Neuroglialpharmacology: white matter pathophysiologies and psychiatric treatments

1Department of Psychiatry, The David Geffen School of Medicine at UCLA, Los Angeles, CA 90095, ²Laboratory of Neuroimaging, Department of Neurology, Division of Brain Mapping, The David Geffen School of Medicine at UCLA, Los Angeles, CA 90095, ³The Brain Research Institute, The David Geffen School of Medicine at UCLA, Los Angeles, CA 90095,

4Greater Los Angeles VA Healthcare System, West Los Angeles, CA, 90073

TABLE OF CONTENTS

1. Abstract
2. Introduction to Neuroglialpharmacology: 2.1. Genetics of myelination
3. The Brain "Internet" Depends on the Speed and Synchrony Provided by Myelin: 3.1. The myelin model of the human brain; 3.2. Functional networks depend on synchrony and timing of oscillations; 3.3. Intracortical myelin optimizes network oscillations and brain function; 3.4. Neurotransmitters can trigger oscillations and may also refine intracortical myelination
4. Distinctive Attributes of Oligodendrocytes and Their Myelin: 4.1. High metabolic requirements; 4.2. High cholesterol content and requirements; 4.3. High iron content and requirements; 4.4. Continued development and proliferation throughout the lifespan; 4.5. Developmentally-determined heterogeneity and vulnerability continuum; 4.6. Epigenetic modifications of oligodendrocytes throughout the lifespan
5. Essential Lipids: Omega 3 and 6 Fatty Acids (O3FA and O6FA) and their Metabolites
6. Psychiatric Epidemiology: Crossroads of Genes, Lipid Metabolism, and Nutrition
7. Myelotoxicity and Treatment Effects
8. Dysregulated Myelination in Schizophrenia (SZ) and Bipolar Disorder (BD)
9. Psychotropic Medications Influence Glia and Myelination: A Key Mechanism of Action?: 9.1. Synaptic and non-synaptic neurotransmitter effects on glia; 9.2. The cholinergic system and myelination; 9.3. The dopaminergic system and myelination
10. Conclusions on Neuroglialpharmacology
11. Acknowledgement
12. References

1. ABSTRACT

Psychotropic treatments such as second generation or "atypical" antipsychotics are efficacious in a wide spectrum of psychiatric disorders ranging from schizophrenia to depression, bipolar disorder, and autism.

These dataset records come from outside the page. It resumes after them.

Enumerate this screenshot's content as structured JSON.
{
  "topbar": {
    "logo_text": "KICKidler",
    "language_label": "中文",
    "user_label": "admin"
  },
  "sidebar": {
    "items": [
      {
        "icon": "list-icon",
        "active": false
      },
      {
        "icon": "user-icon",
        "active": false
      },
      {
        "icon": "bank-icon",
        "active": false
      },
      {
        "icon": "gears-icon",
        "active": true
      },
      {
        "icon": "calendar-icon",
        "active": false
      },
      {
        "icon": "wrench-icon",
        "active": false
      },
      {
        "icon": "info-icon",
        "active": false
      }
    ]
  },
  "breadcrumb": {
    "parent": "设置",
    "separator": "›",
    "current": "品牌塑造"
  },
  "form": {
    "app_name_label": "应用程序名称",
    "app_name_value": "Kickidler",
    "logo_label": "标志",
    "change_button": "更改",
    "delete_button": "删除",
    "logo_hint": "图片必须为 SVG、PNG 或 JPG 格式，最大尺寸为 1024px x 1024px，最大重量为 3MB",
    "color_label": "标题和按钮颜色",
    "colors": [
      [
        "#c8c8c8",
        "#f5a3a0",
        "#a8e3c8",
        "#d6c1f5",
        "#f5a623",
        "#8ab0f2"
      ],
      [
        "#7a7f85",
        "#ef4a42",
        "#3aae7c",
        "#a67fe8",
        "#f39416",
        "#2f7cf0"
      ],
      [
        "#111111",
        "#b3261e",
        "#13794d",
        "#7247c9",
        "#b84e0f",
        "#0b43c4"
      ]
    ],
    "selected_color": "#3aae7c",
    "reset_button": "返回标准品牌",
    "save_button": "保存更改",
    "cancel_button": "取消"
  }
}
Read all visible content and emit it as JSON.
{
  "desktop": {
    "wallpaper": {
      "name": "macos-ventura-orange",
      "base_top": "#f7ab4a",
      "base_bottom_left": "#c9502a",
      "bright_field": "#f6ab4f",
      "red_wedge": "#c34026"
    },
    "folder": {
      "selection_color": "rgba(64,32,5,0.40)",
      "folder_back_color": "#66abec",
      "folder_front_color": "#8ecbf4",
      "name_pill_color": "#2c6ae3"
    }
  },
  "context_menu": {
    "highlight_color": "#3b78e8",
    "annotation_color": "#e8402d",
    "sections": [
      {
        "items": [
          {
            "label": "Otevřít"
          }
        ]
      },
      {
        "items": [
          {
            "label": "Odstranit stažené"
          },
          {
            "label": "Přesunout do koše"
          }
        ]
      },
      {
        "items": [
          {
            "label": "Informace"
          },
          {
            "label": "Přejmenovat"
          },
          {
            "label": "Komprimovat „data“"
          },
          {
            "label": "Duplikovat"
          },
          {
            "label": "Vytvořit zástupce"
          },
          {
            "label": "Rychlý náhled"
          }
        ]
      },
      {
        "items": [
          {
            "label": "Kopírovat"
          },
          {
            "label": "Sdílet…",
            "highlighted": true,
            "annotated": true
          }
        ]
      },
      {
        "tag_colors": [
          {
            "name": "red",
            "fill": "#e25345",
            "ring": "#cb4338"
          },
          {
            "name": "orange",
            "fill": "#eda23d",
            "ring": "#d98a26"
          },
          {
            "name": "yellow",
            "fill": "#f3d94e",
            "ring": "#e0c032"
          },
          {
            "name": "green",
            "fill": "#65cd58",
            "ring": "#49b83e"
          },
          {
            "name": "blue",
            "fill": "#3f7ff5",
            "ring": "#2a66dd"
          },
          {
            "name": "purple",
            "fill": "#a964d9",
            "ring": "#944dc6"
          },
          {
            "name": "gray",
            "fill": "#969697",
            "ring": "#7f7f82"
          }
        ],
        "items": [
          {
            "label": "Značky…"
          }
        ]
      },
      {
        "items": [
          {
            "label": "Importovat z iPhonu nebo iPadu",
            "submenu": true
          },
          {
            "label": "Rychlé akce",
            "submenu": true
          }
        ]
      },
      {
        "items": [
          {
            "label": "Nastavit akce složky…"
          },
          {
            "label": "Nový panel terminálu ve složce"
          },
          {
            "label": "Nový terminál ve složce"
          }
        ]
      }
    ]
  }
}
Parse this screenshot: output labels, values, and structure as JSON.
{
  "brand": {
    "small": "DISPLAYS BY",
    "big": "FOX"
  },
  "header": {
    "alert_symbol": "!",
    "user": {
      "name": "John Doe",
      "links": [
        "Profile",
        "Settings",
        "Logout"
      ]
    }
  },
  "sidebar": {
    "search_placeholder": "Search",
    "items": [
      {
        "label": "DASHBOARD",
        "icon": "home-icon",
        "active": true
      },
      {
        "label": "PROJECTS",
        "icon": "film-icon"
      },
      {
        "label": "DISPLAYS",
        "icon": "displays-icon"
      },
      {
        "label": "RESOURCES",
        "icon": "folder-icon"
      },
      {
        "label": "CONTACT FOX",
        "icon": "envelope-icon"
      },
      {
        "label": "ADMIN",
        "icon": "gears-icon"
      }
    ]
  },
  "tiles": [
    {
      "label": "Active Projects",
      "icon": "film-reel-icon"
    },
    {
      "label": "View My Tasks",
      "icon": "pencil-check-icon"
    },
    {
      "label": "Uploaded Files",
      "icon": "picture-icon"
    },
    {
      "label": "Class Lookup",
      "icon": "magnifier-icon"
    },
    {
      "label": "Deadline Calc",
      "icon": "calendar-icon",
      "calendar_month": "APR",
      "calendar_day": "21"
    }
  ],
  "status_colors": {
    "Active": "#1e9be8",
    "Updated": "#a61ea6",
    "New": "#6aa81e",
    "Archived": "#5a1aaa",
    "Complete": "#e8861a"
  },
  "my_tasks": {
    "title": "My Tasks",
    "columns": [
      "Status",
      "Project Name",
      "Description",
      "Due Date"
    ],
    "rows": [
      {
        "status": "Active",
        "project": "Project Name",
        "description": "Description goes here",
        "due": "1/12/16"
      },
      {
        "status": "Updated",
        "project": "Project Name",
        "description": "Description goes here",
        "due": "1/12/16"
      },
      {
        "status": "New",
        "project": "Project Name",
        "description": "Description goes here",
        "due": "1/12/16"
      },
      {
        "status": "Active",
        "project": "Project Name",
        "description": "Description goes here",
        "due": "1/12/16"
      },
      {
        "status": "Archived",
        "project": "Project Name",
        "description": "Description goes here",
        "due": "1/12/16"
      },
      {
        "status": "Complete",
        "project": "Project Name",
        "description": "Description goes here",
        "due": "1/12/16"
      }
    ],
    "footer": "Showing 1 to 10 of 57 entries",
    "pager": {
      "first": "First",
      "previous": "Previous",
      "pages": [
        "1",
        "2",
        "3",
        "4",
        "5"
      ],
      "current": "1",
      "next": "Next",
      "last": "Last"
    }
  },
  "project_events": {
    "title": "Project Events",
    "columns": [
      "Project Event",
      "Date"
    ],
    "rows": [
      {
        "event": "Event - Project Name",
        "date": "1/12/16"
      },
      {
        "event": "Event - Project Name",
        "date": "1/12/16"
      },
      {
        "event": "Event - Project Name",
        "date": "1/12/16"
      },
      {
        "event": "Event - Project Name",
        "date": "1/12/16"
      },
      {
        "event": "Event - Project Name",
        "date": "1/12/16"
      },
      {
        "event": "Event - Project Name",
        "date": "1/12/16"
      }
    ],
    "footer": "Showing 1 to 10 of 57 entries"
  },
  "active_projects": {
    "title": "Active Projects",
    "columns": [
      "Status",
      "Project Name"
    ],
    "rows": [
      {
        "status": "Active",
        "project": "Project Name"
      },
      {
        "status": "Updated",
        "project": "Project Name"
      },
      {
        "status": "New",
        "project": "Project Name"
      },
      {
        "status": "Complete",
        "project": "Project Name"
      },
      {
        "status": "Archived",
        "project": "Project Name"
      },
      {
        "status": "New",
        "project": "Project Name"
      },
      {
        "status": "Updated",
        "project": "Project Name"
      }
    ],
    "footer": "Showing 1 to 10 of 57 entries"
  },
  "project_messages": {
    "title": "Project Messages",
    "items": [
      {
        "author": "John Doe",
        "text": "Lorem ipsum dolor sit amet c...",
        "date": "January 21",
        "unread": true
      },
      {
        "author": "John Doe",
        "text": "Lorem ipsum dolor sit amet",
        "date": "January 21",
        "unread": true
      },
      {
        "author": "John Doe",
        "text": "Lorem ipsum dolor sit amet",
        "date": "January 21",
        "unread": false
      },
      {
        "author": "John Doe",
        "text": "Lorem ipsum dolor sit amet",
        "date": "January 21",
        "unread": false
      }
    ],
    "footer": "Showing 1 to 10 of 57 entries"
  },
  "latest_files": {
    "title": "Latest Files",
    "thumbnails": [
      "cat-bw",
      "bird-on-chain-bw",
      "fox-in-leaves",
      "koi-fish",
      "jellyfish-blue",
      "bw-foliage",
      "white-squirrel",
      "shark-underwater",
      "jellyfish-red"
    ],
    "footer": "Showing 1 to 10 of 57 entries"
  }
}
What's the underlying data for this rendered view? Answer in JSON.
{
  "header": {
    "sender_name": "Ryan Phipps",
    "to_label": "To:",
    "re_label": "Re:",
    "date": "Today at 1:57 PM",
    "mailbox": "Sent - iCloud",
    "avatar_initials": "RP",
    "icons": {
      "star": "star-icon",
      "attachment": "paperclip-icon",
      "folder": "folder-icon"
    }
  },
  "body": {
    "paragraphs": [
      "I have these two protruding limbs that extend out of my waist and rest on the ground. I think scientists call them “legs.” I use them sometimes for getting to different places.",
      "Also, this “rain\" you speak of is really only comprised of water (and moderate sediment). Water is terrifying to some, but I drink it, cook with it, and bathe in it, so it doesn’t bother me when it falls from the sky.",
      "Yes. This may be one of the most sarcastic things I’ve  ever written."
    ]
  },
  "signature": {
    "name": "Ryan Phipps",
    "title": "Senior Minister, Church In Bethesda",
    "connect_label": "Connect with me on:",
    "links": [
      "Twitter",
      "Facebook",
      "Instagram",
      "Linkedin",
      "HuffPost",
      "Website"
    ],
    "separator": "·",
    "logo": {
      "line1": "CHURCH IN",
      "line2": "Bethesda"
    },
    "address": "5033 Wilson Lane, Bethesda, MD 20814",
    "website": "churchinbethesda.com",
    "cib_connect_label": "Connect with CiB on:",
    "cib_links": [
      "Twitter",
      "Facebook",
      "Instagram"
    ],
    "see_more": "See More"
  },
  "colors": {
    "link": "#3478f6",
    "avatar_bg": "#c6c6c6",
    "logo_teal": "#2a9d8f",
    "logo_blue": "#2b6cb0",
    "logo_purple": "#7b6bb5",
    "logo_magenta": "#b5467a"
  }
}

These treatments are associated with peripheral metabolic derangements that are often also present in drug-naïve patients. Furthermore, altering lipid composition/levels (with omega 3 fatty acids) and ameliorating oxidative toxicities may treat/prevent disease. The above observations are reexamined from the perspective of a myelin-centered model of the human brain. The model proposes that the human brain's extensive myelination required higher metabolic resources that caused evolutionary adaptations resulting in our quadratic (inverted U) myelination trajectory that peaks in the sixth decade of life. It further proposes that optimal brain function depends on exquisite action potential synchronization that myelin makes possible and that myelin's exceptional vulnerability to subtle metabolic/oxidative abnormalities may promote both developmental and degenerative diseases. Available data are integrated herein to suggest that widely used psychotropic treatments have under-appreciated CNS metabolic and neurotransmitter effects on myelination, its plasticity, and repair that may substantially contribute to their mechanisms of action.